You can also give your toddler yogurt containing live cultures or the ingredient lactobacillus. Studies have shown that it can help reduce the length of time the diarrhea last but never give your toddler any type of medication that was not prescribed specifically for her.
When Should You Consult A Doctor?
In most cases, the diarrhea will only last a couple of days and then go away on its own. However, there will be times when you’ll need to take your child to the doctor. If symptoms persist for more than a couple of days, especially if you do not see any improvement, call your child’s doctor. If the diarrhea is accompanied by a high fever of 103 or higher, severe vomiting (more than two or three times), bloody or black stool or dehydration call your doctor.

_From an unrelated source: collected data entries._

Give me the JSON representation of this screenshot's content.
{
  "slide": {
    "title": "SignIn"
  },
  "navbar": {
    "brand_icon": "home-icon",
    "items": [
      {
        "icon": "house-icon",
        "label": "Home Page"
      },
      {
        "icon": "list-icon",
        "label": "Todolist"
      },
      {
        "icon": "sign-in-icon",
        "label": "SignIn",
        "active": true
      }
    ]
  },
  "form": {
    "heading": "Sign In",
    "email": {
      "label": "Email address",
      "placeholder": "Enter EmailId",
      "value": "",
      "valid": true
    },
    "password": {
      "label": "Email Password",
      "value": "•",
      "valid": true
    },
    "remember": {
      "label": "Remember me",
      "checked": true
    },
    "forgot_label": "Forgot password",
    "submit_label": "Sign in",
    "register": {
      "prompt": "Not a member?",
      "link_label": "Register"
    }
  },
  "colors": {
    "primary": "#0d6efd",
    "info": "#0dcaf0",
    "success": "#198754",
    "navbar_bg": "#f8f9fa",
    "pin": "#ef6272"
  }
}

Other symptoms that warrant a doctor’s visit include:
- Cannot eat or keep anything down
- Persistent stomach pain (over 2 or 3 hours)
- Breaks out in a rash
- Been longer than 12 hours since urinating
- Your child has a weak immune system
You don’t have to wait for these symptoms to call your child’s doctor. If at any time you feel your toddler’s health is at risk, call your pediatrician and ask for professional advice.
If your toddler is experiencing confusion or if she is too weak to stand or walk take her to the hospital right away or call 911.
There is no way that you can prevent your toddler from getting viral or bacterial diarrhea but you can reduce the risk by following a few simple rules.
Teach your child how to wash her hands correctly with soap and warm water and make sure she does so after using the bathroom and before eating. You should also wash your hands thoroughly after changing soiled diapers or cleaning your toddler after using the bathroom.
Be sure to change, clean and dry your toddler each time she goes to the bathroom to help reduce irritation. Use diaper cream to help heal and keep a close eye on her until the diarrhea passes.
It’s never fun when your child seems sick or has diarrhea but these tips will help provide relief for your toddler. Understand that it’s fairly common in toddlers. If your child is getting it frequently, talk with your pediatrician about possible causes. Otherwise, remember that this too shall pass.